Но смерть Максима не помешала двум членам его семьи в следующем году оказаться снова в Европе: Максим умер, проболев всего несколько дней, и до Парижа дошли слухи, что его, пьяного, оставили в сырую майскую ночь одного на скамейке московского бульвара, словно кому-то, кто был среди выпивших в тот вечер, была нужна его смерть, кто, может быть, умышленно довел его до воспаления легких. Мало кто этому верил. Максим был молод, спортивен, здоров, и те, кто его лично хорошо знал, старались не гадать о его конце на основании сплетен, но ждали случая узнать правду из первых рук. В те годы мало возможностей было осуществить это: с приезжающими контакта не было, письма доходили редко, преимущественно открытки, прочтенные вдоль и поперек цензором. А если кто и ездил в Москву, то тот с теми кругами, в которых мы жили, не общался. Изредка доходило: «Эренбург приехал из Москвы и сказал…» или «Бабель сейчас в Бельгии и говорит…» Но однажды – это было ранним летом 1935 года – в русских газетах появилось сообщение, что Ек. П. Пешкова и Над. Алекс. Пешкова (т. е. Тимоша) с группой советских художников приехали в Лондон и собираются оттуда приехать в Париж. Зная, что Екатерина Павловна, наверное, увидится с двумя своими старыми приятельницами, я решила узнать, где она остановится.

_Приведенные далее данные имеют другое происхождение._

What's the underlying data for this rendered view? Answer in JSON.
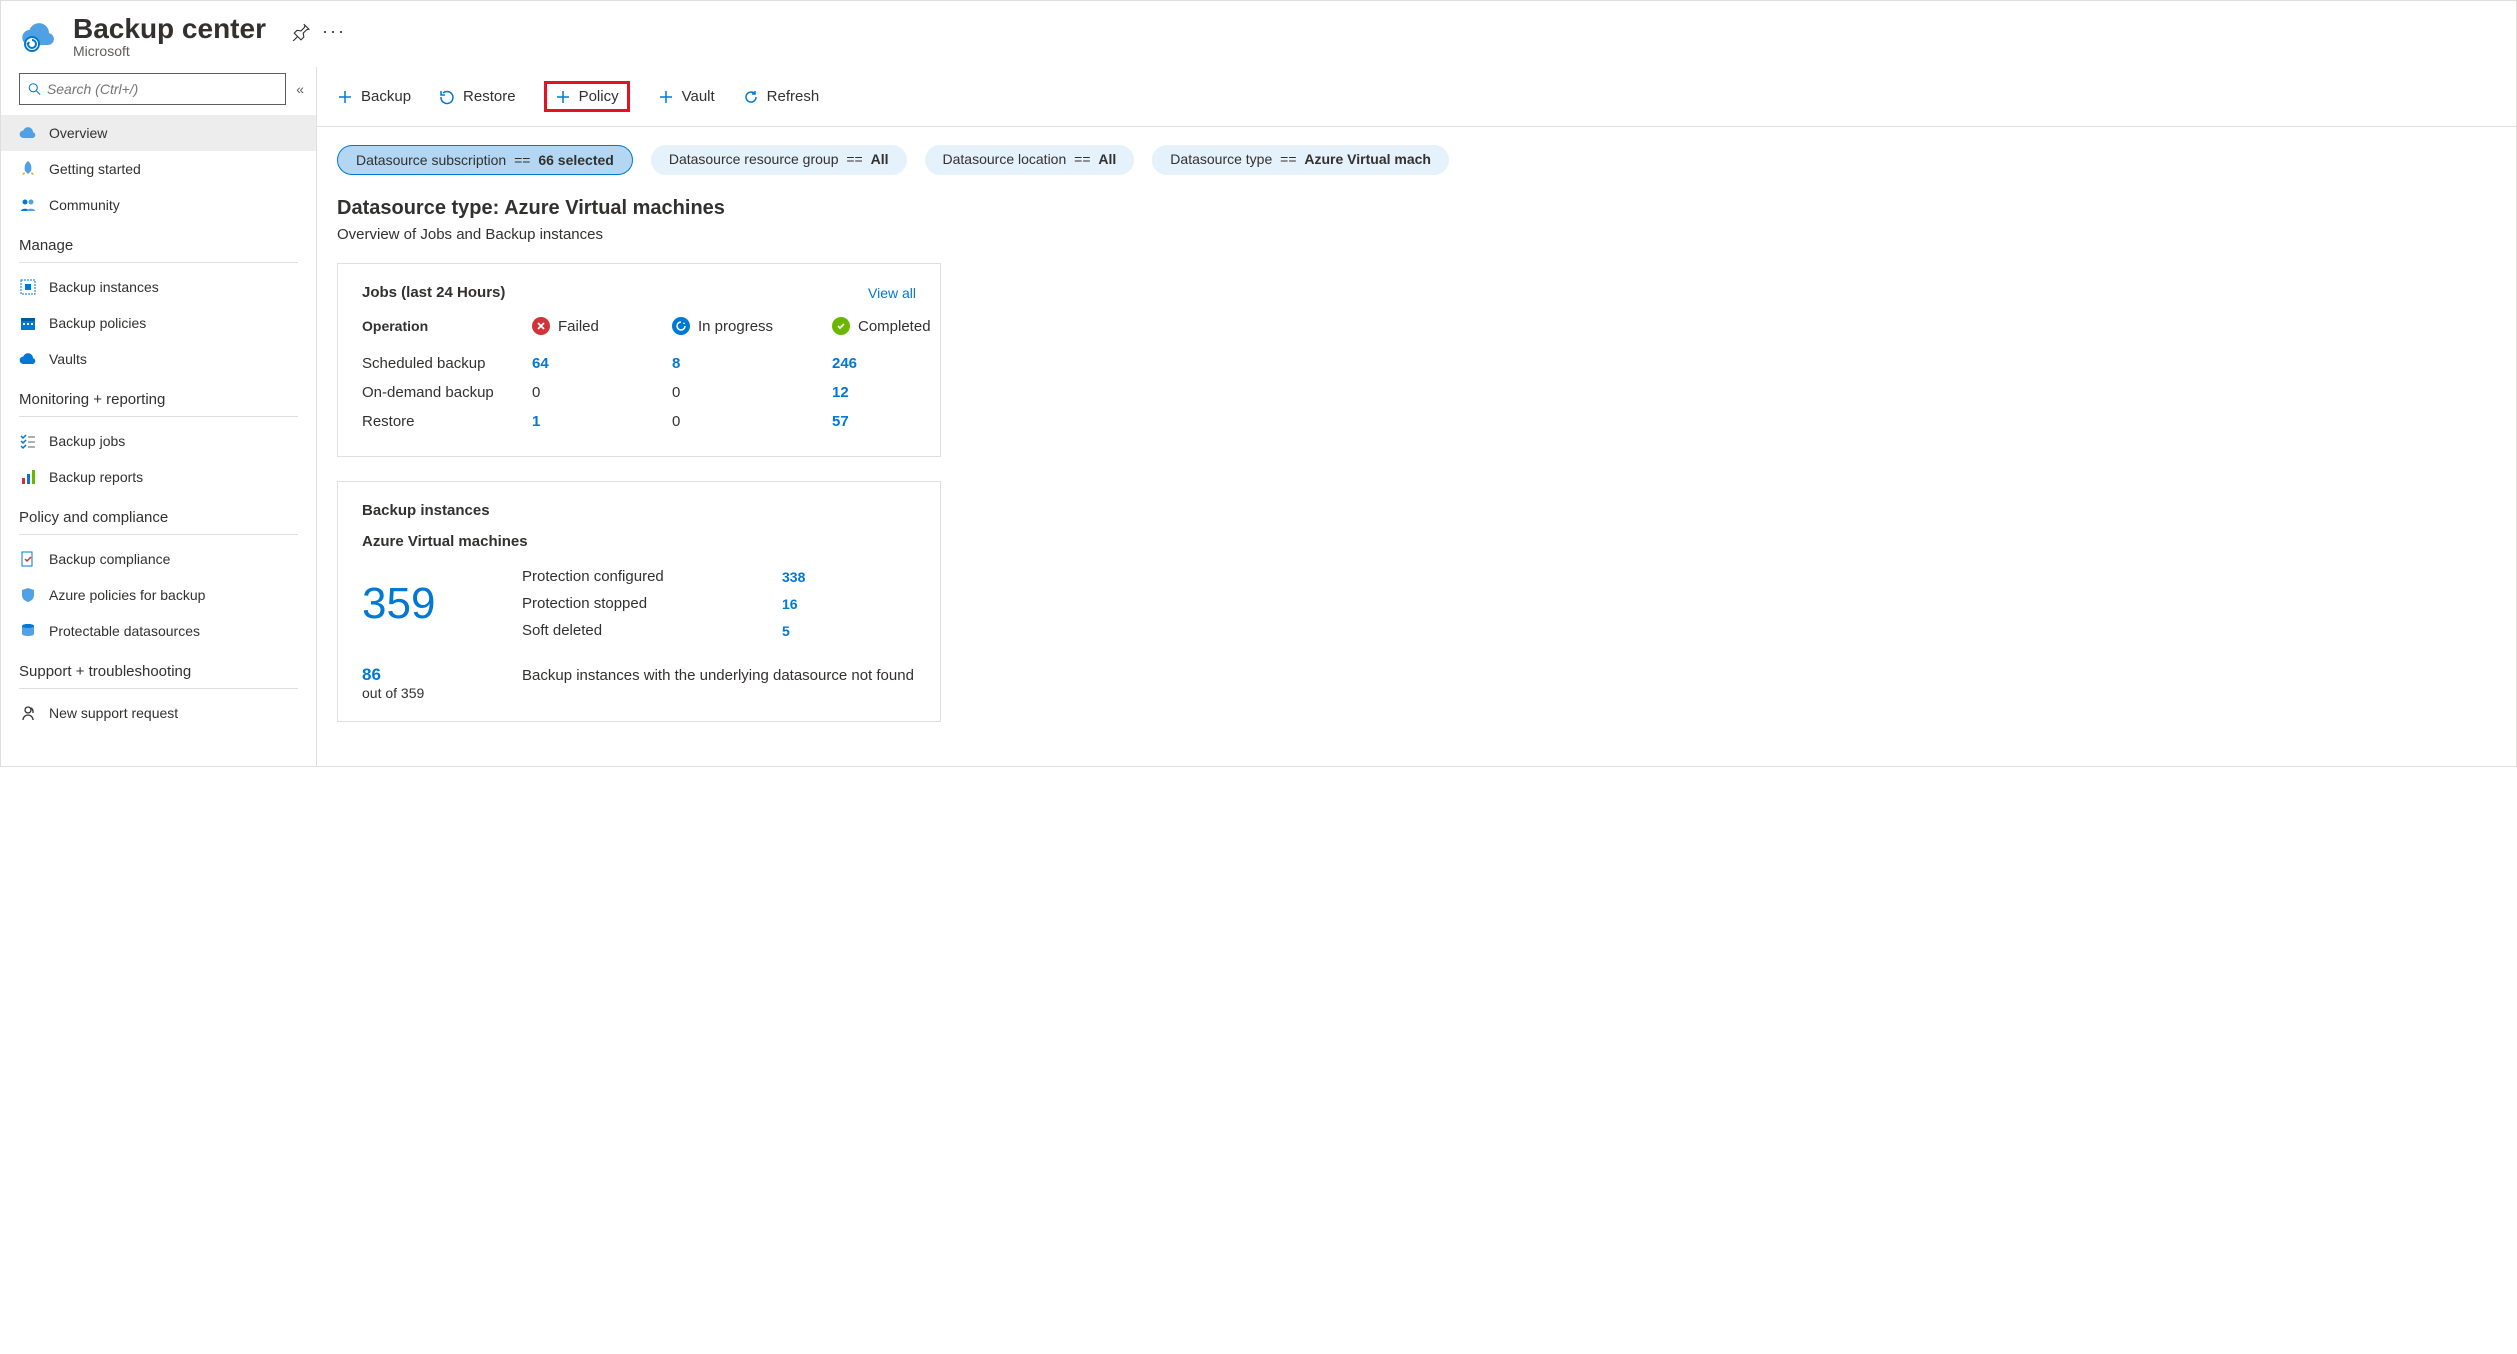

Одна была Екатерина Дмитриевна Кускова, уже упоминавшаяся, но она жила в Праге и не могла мне помочь[58]. Другая была Лидия Осиповна Дан, сама член партии меньшевиков, сестра Ю. О. Мартова. Я позвонила ей и сказала, что хотела бы встретиться с Тимошей. Она знала положение вещей в доме Горького и посоветовала мне сначала пойти к Ек. Павловне, которая должна была приехать первой, и попросить у нее разрешения увидеться с ее невесткой. Таковы были, очевидно, распоряжения. Как мне ни странно было, что две взрослые женщины могли встретиться только с позволения третьей, я решила послушаться совета Л. О. Дан.

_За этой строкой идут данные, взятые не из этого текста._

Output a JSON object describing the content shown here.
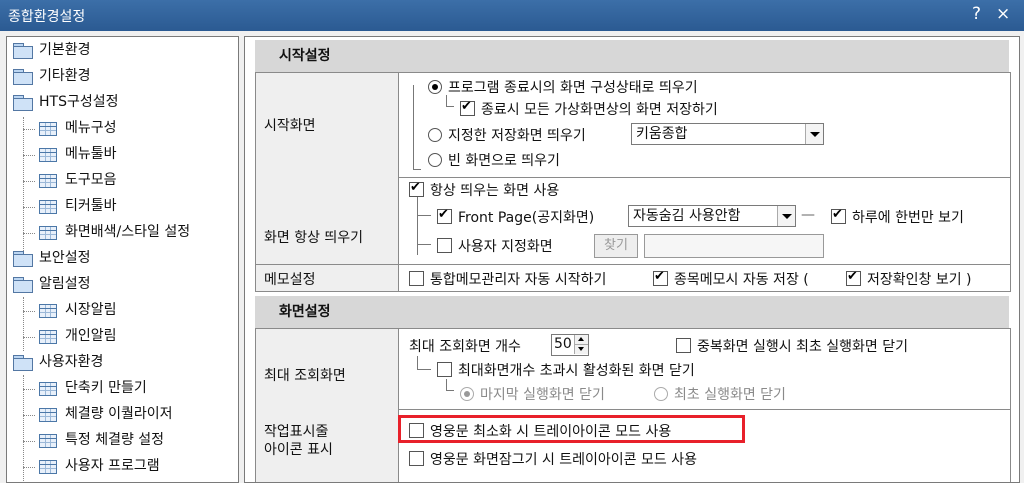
{
  "window": {
    "title": "종합환경설정",
    "help_label": "?",
    "close_label": "×"
  },
  "tree": {
    "items": [
      {
        "label": "기본환경",
        "type": "folder"
      },
      {
        "label": "기타환경",
        "type": "folder"
      },
      {
        "label": "HTS구성설정",
        "type": "folder"
      },
      {
        "label": "메뉴구성",
        "type": "item"
      },
      {
        "label": "메뉴툴바",
        "type": "item"
      },
      {
        "label": "도구모음",
        "type": "item"
      },
      {
        "label": "티커툴바",
        "type": "item"
      },
      {
        "label": "화면배색/스타일 설정",
        "type": "item"
      },
      {
        "label": "보안설정",
        "type": "folder"
      },
      {
        "label": "알림설정",
        "type": "folder"
      },
      {
        "label": "시장알림",
        "type": "item"
      },
      {
        "label": "개인알림",
        "type": "item"
      },
      {
        "label": "사용자환경",
        "type": "folder"
      },
      {
        "label": "단축키 만들기",
        "type": "item"
      },
      {
        "label": "체결량 이퀄라이저",
        "type": "item"
      },
      {
        "label": "특정 체결량 설정",
        "type": "item"
      },
      {
        "label": "사용자 프로그램",
        "type": "item"
      }
    ]
  },
  "start_section": {
    "title": "시작설정",
    "start_screen": {
      "label": "시작화면",
      "opt_restore": "프로그램 종료시의 화면 구성상태로 띄우기",
      "opt_save_on_exit": "종료시 모든 가상화면상의 화면 저장하기",
      "opt_saved_screen": "지정한 저장화면 띄우기",
      "saved_screen_value": "키움종합",
      "opt_blank": "빈 화면으로 띄우기"
    },
    "always_on": {
      "label": "화면 항상 띄우기",
      "use_always": "항상 띄우는 화면 사용",
      "front_page": "Front Page(공지화면)",
      "front_page_value": "자동숨김 사용안함",
      "dash": "—",
      "once_a_day": "하루에 한번만 보기",
      "user_defined": "사용자 지정화면",
      "find_button": "찾기"
    },
    "memo": {
      "label": "메모설정",
      "auto_start": "통합메모관리자 자동 시작하기",
      "auto_save": "종목메모시 자동 저장 (",
      "confirm": "저장확인창 보기 )"
    }
  },
  "screen_section": {
    "title": "화면설정",
    "max_screens": {
      "label": "최대 조회화면",
      "count_label": "최대 조회화면 개수",
      "count_value": "50",
      "close_duplicate": "중복화면 실행시 최초 실행화면 닫기",
      "close_on_exceed": "최대화면개수 초과시 활성화된 화면 닫기",
      "close_last": "마지막 실행화면 닫기",
      "close_first": "최초 실행화면 닫기"
    },
    "tray": {
      "label": "작업표시줄\n아이콘 표시",
      "minimize_tray": "영웅문 최소화 시 트레이아이콘 모드 사용",
      "lock_tray": "영웅문 화면잠그기 시 트레이아이콘 모드 사용"
    }
  },
  "colors": {
    "highlight": "#e8202a",
    "titlebar": "#2b5a92"
  }
}
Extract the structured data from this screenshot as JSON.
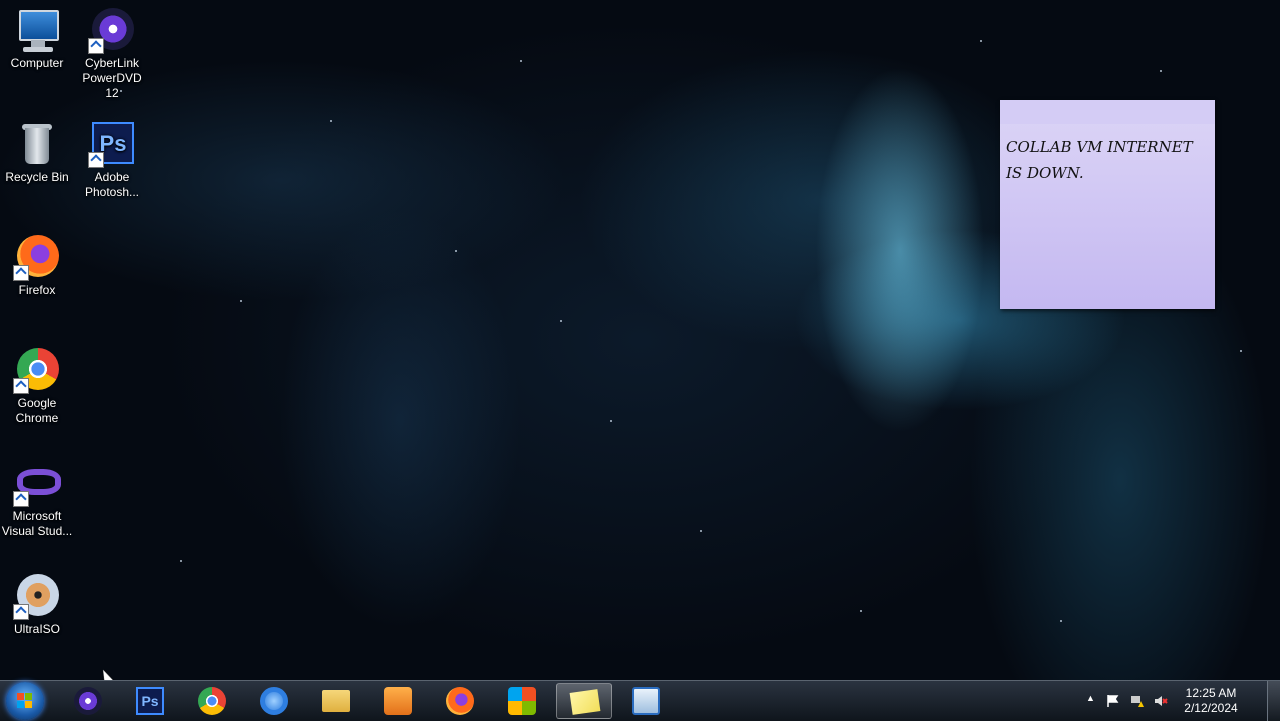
{
  "desktop_icons": [
    {
      "label": "Computer",
      "icon": "computer-icon"
    },
    {
      "label": "CyberLink PowerDVD 12",
      "icon": "powerdvd-icon"
    },
    {
      "label": "Recycle Bin",
      "icon": "recycle-bin-icon"
    },
    {
      "label": "Adobe Photosh...",
      "icon": "photoshop-icon"
    },
    {
      "label": "Firefox",
      "icon": "firefox-icon"
    },
    {
      "label": "Google Chrome",
      "icon": "chrome-icon"
    },
    {
      "label": "Microsoft Visual Stud...",
      "icon": "visual-studio-icon"
    },
    {
      "label": "UltraISO",
      "icon": "ultraiso-icon"
    }
  ],
  "sticky_note": {
    "text": "COLLAB VM INTERNET IS DOWN."
  },
  "taskbar": {
    "items": [
      "start-orb",
      "powerdvd",
      "photoshop",
      "chrome",
      "internet-explorer",
      "windows-explorer",
      "media-player",
      "firefox",
      "windows-logo-app",
      "sticky-notes",
      "remote-desktop"
    ],
    "ps_label": "Ps"
  },
  "tray": {
    "time": "12:25 AM",
    "date": "2/12/2024",
    "show_hidden": "▲"
  },
  "colors": {
    "sticky": "#d4ccf5",
    "taskbar": "#1a222c",
    "accent": "#3c8bff"
  }
}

Есть в Париже, в 17 округе, в тихом его углу, небольшая, тихая, прелестная площадь Сент-Фердинанд, и на ней гостиница того же имени. Квартал этот был тогда хоть и элегантен, но скромен и благороден, там бывало пустынно, и не было ни рожков автомобилей, ни кричащих вывесок. Я пришла в тихий и тоже как будто пустынный отель и поднялась на второй этаж. Екатерина Павловна открыла мне дверь. У нее – я увидела – были гости, две молодые женщины, одна была жена В. Л. Андреева (мать будущей Ольги Карлайл), другая – ее сестра. Екатерина Павловна не впустила меня, она сказала мне: «Подождите внизу». И я увидела, как она постарела: смерть Максима тяжело надломила эту твердую, сильную женщину.

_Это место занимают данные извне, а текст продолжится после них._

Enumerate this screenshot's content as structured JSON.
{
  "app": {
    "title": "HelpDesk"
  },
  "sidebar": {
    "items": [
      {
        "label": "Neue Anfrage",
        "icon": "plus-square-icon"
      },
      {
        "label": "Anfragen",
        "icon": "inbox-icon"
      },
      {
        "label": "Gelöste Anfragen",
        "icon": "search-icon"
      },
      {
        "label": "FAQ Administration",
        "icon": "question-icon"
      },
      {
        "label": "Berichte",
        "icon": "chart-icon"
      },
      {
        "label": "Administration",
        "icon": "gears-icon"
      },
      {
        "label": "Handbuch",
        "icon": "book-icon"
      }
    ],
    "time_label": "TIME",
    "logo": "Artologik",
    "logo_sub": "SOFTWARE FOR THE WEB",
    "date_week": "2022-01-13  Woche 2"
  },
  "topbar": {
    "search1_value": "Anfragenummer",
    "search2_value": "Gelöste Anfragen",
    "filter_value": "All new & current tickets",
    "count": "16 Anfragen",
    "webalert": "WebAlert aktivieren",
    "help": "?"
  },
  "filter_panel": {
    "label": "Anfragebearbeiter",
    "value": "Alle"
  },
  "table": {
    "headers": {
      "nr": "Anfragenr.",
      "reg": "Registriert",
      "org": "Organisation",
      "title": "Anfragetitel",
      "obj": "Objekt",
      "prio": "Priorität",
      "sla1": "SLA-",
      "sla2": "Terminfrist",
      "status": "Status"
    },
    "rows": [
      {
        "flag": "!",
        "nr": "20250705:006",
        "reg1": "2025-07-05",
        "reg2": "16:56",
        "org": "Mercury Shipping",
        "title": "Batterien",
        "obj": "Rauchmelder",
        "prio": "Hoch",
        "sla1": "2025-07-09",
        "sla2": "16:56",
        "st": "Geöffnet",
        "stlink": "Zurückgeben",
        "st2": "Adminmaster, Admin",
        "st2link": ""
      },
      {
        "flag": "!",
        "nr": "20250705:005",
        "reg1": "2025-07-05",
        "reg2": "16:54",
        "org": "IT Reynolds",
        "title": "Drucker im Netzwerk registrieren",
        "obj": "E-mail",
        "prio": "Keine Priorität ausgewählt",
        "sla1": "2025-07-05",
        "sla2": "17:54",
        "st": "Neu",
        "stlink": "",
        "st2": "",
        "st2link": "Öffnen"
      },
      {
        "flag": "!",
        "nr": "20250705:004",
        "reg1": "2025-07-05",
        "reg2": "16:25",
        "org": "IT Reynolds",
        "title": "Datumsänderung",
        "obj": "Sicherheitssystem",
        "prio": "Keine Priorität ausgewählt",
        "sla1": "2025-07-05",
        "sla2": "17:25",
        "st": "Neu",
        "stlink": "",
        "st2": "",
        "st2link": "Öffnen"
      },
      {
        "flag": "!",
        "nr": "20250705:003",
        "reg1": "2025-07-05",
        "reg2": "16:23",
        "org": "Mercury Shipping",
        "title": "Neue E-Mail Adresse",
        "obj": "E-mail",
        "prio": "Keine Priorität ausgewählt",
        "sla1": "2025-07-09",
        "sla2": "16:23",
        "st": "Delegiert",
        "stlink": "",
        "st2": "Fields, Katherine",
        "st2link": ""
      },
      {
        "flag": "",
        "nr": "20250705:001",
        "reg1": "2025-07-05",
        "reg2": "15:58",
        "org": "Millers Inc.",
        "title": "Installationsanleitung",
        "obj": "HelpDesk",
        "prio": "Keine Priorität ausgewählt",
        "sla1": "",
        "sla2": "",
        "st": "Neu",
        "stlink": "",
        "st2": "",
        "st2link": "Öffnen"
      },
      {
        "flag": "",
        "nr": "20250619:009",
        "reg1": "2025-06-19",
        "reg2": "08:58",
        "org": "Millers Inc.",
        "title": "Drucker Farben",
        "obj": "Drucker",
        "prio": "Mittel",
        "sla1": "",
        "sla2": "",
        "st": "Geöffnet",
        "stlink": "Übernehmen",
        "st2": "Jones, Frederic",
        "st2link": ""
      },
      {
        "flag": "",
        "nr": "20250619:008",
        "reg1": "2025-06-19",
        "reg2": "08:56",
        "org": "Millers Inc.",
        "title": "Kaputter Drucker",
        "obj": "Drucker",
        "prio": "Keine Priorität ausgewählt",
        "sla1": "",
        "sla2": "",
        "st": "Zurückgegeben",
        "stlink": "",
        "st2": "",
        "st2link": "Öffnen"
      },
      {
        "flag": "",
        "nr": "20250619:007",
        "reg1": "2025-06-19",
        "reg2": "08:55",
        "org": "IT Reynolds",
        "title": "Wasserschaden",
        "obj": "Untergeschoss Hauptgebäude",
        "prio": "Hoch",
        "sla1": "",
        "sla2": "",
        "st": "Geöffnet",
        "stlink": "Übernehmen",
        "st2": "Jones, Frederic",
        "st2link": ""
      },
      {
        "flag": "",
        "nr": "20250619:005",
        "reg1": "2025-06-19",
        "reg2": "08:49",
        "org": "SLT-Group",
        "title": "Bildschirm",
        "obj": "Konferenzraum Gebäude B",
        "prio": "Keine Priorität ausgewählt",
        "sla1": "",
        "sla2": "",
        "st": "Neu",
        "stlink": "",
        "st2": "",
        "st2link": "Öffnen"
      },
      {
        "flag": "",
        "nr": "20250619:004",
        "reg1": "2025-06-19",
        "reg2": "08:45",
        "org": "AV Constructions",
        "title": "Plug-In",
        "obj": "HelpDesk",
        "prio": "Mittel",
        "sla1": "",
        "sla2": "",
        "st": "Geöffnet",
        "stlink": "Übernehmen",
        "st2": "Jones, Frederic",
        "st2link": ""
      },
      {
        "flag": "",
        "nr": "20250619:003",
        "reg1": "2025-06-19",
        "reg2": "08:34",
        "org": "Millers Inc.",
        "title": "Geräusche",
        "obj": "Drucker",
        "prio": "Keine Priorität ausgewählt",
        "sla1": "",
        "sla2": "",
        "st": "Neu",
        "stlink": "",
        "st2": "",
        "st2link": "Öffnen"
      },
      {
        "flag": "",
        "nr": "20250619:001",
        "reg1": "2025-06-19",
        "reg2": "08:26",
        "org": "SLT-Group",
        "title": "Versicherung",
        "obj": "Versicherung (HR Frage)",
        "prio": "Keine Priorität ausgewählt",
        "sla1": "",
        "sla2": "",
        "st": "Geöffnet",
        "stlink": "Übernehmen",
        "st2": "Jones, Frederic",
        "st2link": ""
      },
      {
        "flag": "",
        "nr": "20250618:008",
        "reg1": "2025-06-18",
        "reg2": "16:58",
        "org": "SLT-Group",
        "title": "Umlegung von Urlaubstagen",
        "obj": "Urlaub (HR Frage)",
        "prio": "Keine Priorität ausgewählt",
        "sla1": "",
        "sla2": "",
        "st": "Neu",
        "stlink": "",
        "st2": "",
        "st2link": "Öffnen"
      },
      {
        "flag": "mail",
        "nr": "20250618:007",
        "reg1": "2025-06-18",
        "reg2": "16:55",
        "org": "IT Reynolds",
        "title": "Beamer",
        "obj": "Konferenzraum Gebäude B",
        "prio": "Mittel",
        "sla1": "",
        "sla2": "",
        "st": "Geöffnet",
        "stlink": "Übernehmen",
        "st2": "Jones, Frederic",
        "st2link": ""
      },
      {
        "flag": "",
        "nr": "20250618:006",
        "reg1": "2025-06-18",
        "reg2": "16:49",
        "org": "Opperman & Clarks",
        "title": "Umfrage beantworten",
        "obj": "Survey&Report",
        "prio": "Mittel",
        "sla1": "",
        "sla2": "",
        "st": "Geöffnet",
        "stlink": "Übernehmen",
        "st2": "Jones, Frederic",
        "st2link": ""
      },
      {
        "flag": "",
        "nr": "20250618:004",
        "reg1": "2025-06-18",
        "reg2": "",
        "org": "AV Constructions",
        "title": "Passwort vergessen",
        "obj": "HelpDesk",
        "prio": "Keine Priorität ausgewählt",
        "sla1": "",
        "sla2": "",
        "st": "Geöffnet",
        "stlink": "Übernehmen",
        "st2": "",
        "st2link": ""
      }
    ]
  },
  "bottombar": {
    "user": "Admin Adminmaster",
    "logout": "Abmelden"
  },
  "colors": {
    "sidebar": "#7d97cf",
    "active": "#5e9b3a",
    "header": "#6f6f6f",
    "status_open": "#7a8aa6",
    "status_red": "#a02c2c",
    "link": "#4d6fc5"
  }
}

Она позвала меня минут через двадцать. Она была одна, и я заметила, что ей очень хочется, чтобы я скорей ушла. Она дала мне позволение видеть Тимошу – Тимоша была еще в Лондоне, вместе со всей их группой: художник Корин – Екатерина Павловна сказала про него: «великий артист, он едет в Париж, чтобы закончить свою копию „Джоконды“», – его брат, художница Уварова… Фамилии остальных я не запомнила. Тимоша ехала с этой группой, чтобы «объяснять им искусство, конечно, только реалистическое», – добавила Екатерина Павловна. Мы поговорили минут пять, и я ушла. Она на листке бумаги записала: вторник, четыре часа. Это был час, когда она мне позволила прийти.